Our inner experience of reality is the one that matters most. Feeling anxious or depressed while watching the sunrise, results in an anxious or depressed experience, no? The sunrise in itself has nothing to do with that.
When two people observe the same external reality, they both experience it differently. What they observe and how they experience it is different.
First, we filter out what does not have value in that specific moment. The more we focus, the more we filter out. It is another mechanism, besides automation, of how we orient ourselves in the world.
Secondly, both people will interpret what they have filtered out differently. Their interpretations are filtered or colored through their unique internal value structure. This mechanism of observation is also part of our human nature and is well documented in the field of psychology.
If you have seen the same movie a couple of times, you have experienced this first hand. The more time between watching the movie, the more our interpretation differs, yes?
Our filter or technically, our internal value hierarchy is embedded in the form of neurological connections in our brain. In day-to-day life, these connections translate into beliefs.
Hence the expression; ”first you believe, then you’ll see”.
We all observe and process the external world quite differently, but there’s more.

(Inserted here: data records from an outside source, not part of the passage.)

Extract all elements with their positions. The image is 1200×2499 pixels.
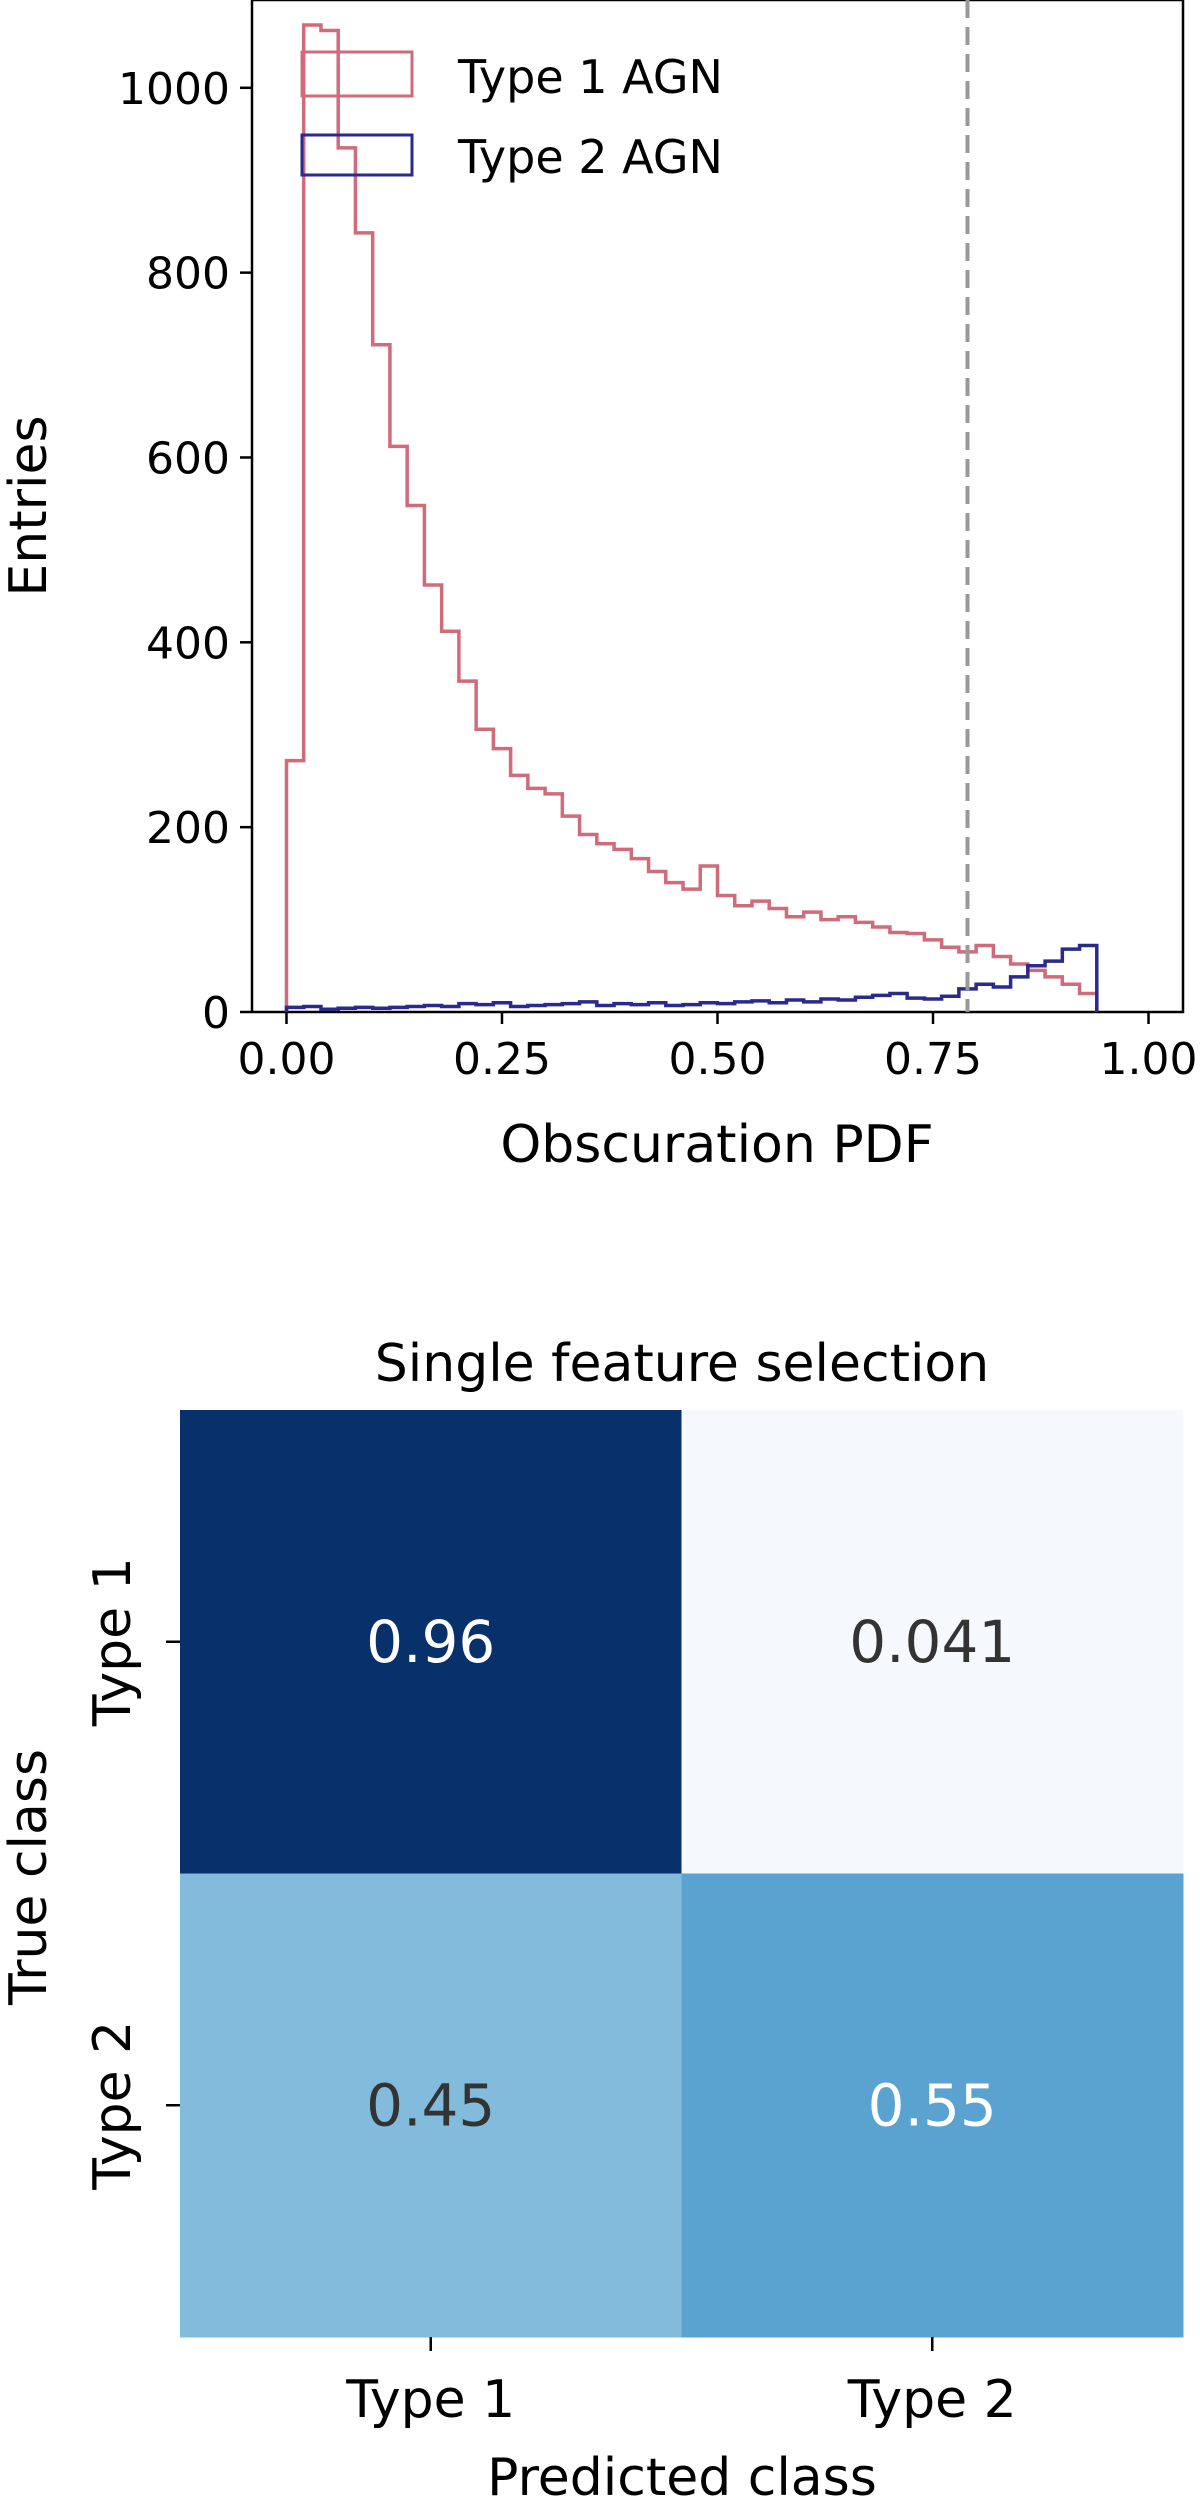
x-tick-label: 1.00 (1100, 1034, 1198, 1085)
x-tick-label: 0.00 (237, 1034, 335, 1085)
histogram-step-type2 (284, 943, 1099, 1012)
histogram-y-axis-label: Entries (0, 415, 59, 596)
legend-swatch-type1 (300, 50, 414, 98)
y-tick-label: 200 (146, 803, 230, 854)
y-category-label: Type 2 (83, 2021, 143, 2191)
histogram-x-axis-label: Obscuration PDF (500, 1115, 933, 1175)
x-tick-label: 0.25 (453, 1034, 551, 1085)
confusion-matrix-cells: 0.96 0.041 0.45 0.55 (180, 1410, 1184, 2338)
legend-swatch-type2 (300, 133, 414, 177)
confusion-matrix-title: Single feature selection (375, 1334, 989, 1394)
histogram-y-axis: 0 200 400 600 800 1000 (118, 64, 252, 1039)
x-category-label: Type 1 (345, 2370, 515, 2430)
y-tick-label: 1000 (118, 64, 230, 115)
matrix-cell (180, 1410, 682, 1874)
x-tick-label: 0.75 (884, 1034, 982, 1085)
y-tick-label: 400 (146, 618, 230, 669)
matrix-cell (681, 1873, 1184, 2338)
confusion-matrix-x-axis-label: Predicted class (487, 2448, 877, 2499)
matrix-cell (180, 1873, 682, 2338)
legend-label-type2: Type 2 AGN (457, 130, 723, 184)
x-category-label: Type 2 (847, 2370, 1017, 2430)
matrix-cell-value: 0.45 (366, 2071, 495, 2139)
y-tick-label: 800 (146, 249, 230, 300)
matrix-cell-value: 0.55 (868, 2071, 997, 2139)
matrix-cell-value: 0.96 (366, 1608, 495, 1676)
y-category-label: Type 1 (83, 1557, 143, 1727)
y-tick-label: 0 (202, 988, 230, 1039)
histogram-x-axis: 0.00 0.25 0.50 0.75 1.00 (237, 1012, 1198, 1085)
matrix-cell-value: 0.041 (849, 1608, 1015, 1676)
histogram-step-type1 (284, 23, 1099, 1012)
confusion-matrix-y-axis: Type 1 Type 2 (83, 1557, 180, 2191)
histogram-legend: Type 1 AGN Type 2 AGN (300, 50, 723, 184)
legend-label-type1: Type 1 AGN (457, 50, 723, 104)
confusion-matrix-x-axis: Type 1 Type 2 (345, 2337, 1017, 2430)
y-tick-label: 600 (146, 433, 230, 484)
matrix-cell (681, 1410, 1184, 1874)
x-tick-label: 0.50 (669, 1034, 767, 1085)
confusion-matrix-y-axis-label: True class (0, 1749, 59, 2006)
histogram-chart: 0 200 400 600 800 1000 0.00 0.25 0.50 0.75 1.00 T… (0, 0, 1198, 1175)
histogram-series (284, 23, 1099, 1012)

Once the external information, captured through our five senses, is filtered and processed, it generates our thought and emotions. Our thoughts and emotions in turn, define our inner state of being. At least, for as long as we’re attached to them.
It is our interpretation that generates the inner state of being, not the external reality in itself.

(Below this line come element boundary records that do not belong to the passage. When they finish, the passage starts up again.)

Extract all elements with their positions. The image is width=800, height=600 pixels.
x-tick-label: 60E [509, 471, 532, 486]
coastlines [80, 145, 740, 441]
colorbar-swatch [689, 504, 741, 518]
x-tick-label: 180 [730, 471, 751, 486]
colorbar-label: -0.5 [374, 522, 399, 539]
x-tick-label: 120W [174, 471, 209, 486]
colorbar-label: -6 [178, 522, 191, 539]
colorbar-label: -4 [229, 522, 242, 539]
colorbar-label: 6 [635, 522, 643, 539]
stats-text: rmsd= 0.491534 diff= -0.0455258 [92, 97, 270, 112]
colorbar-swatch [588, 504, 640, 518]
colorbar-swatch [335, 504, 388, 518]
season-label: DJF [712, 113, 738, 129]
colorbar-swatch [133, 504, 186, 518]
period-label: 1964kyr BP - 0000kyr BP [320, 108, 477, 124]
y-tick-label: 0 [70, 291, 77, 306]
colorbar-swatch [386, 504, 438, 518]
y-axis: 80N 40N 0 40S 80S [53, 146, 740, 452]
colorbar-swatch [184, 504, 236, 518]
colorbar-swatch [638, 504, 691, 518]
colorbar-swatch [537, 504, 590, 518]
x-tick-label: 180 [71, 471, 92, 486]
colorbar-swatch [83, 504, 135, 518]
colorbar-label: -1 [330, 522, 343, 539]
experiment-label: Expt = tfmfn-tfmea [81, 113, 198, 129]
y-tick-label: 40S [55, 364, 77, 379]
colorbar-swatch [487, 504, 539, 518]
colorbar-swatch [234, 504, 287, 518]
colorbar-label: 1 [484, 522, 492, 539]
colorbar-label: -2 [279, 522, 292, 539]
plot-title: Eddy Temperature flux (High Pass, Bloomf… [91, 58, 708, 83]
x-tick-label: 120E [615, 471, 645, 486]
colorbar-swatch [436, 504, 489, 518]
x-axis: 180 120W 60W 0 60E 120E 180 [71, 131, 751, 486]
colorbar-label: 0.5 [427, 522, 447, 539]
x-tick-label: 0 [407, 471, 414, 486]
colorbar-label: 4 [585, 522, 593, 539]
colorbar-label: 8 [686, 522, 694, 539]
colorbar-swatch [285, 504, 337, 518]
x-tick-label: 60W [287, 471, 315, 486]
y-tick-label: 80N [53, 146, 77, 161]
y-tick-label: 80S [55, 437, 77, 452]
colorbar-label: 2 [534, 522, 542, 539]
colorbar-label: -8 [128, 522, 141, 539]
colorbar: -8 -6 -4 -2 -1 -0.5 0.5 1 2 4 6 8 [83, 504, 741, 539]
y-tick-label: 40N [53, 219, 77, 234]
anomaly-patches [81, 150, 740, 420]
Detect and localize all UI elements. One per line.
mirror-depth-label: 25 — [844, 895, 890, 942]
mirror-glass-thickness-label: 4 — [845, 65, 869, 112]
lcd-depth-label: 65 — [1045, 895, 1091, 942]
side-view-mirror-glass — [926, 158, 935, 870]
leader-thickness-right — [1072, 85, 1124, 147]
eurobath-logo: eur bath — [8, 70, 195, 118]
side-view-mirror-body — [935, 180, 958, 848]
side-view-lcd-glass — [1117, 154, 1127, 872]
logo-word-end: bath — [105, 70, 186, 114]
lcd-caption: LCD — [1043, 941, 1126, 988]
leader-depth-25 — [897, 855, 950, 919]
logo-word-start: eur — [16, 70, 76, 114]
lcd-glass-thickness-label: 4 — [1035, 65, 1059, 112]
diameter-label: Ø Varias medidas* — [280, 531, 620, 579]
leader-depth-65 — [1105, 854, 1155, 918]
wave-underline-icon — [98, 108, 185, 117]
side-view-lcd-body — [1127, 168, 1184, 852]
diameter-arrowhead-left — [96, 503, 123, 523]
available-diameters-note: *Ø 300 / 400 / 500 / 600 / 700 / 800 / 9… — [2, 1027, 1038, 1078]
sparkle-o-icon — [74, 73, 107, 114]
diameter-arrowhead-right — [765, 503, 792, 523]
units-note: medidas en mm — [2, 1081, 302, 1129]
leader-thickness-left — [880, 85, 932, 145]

“We do not see the world as it is, we see the world as we are.” – Anaïs Nin (1903-1977)
Here was my answer. If I wanted to change my inner experience of reality for the better, or at least interpret it more truthfully, I had to find a way to get to know and change my internal value hierarchy.
I started out with Neuro-Linguistic Programming (NLP), a two-year program that provides for that. The practitioner and master’s training in NLP provided for an abundance of new insights and understandings. It definitely confirmed the second fundamental principle of human nature and altered my view on reality.

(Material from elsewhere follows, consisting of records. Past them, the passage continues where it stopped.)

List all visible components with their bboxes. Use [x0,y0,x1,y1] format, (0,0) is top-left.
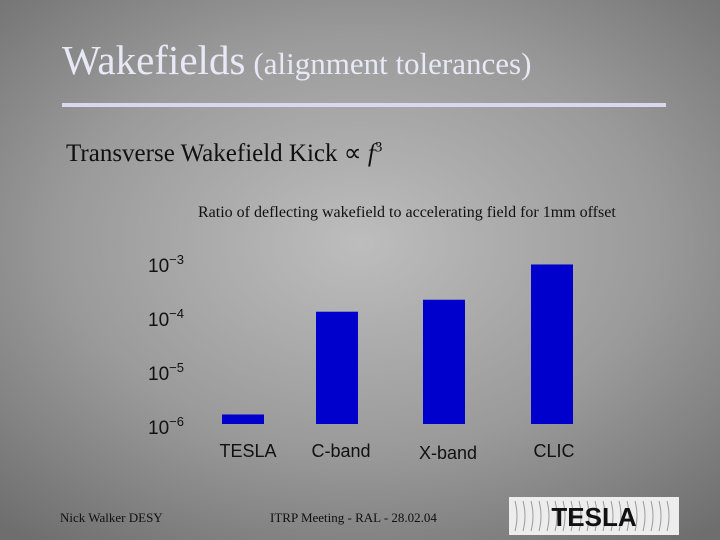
slide-title-main: Wakefields [62,37,246,83]
footer-meeting: ITRP Meeting - RAL - 28.02.04 [270,510,437,525]
chart-title: Ratio of deflecting wakefield to acceler… [198,204,616,221]
bar-tesla [222,414,264,424]
tesla-logo-text: TESLA [551,502,636,532]
y-tick-label: 10−3 [148,252,184,277]
title-underline [62,103,666,107]
kick-formula: Transverse Wakefield Kick ∝ f3 [66,138,382,168]
kick-formula-exponent: 3 [374,139,383,156]
category-label: X-band [419,443,477,463]
y-tick-label: 10−4 [148,306,184,331]
bar-x-band [423,299,465,424]
tesla-logo: TESLA [509,497,679,535]
category-label: C-band [311,441,370,461]
bar-clic [531,264,573,424]
kick-formula-text: Transverse Wakefield Kick [66,140,344,167]
kick-formula-variable: f [367,140,375,167]
y-tick-label: 10−5 [148,360,184,385]
footer-author: Nick Walker DESY [60,510,163,525]
proportional-symbol: ∝ [343,140,368,167]
bar-c-band [316,311,358,424]
slide-title: Wakefields (alignment tolerances) [62,36,531,84]
category-label: CLIC [533,441,574,461]
category-label: TESLA [219,441,276,461]
y-tick-label: 10−6 [148,414,184,439]
slide-title-sub: (alignment tolerances) [253,46,532,81]
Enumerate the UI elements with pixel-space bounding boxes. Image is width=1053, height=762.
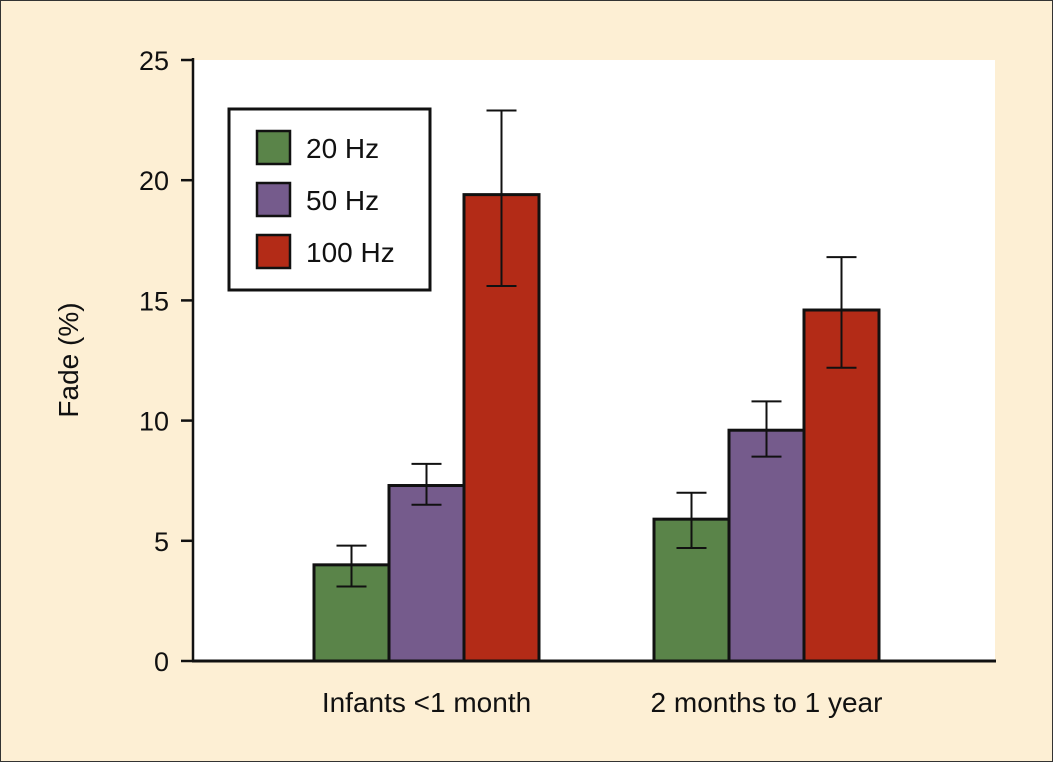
- y-tick-label: 10: [139, 407, 169, 437]
- legend-swatch: [255, 181, 292, 218]
- legend-swatch: [255, 129, 292, 166]
- x-tick-label: Infants <1 month: [322, 687, 531, 718]
- legend-label: 100 Hz: [306, 237, 395, 268]
- error-bar: [826, 256, 857, 369]
- error-bar: [486, 109, 517, 287]
- legend: 20 Hz 50 Hz 100 Hz: [227, 107, 432, 292]
- error-bar: [676, 491, 707, 550]
- y-tick-label: 5: [154, 527, 169, 557]
- y-tick-label: 25: [139, 46, 169, 76]
- y-tick-label: 15: [139, 286, 169, 316]
- x-tick-label: 2 months to 1 year: [651, 687, 883, 718]
- error-bar: [751, 400, 782, 458]
- legend-swatch: [255, 233, 292, 270]
- legend-label: 20 Hz: [306, 133, 379, 164]
- y-tick-label: 20: [139, 166, 169, 196]
- bar-50hz: [727, 428, 806, 663]
- error-bar: [411, 462, 442, 506]
- bar-50hz: [387, 484, 466, 663]
- y-tick-label: 0: [154, 647, 169, 677]
- error-bar: [336, 544, 367, 588]
- legend-label: 50 Hz: [306, 185, 379, 216]
- y-axis-label: Fade (%): [53, 302, 84, 417]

But my repeating frustrations and emotions of anger and sadness re-surfaced along the way. In part, I figured it was because I had lost the connection with the memories of my past. These memories were most often the subject for re-interpretation through the different techniques used in NLP.
I needed to find out more about this internal value hierarchy. How did it come into being? I really wanted my way of perceiving to change. My past was interfering too much with the present moment.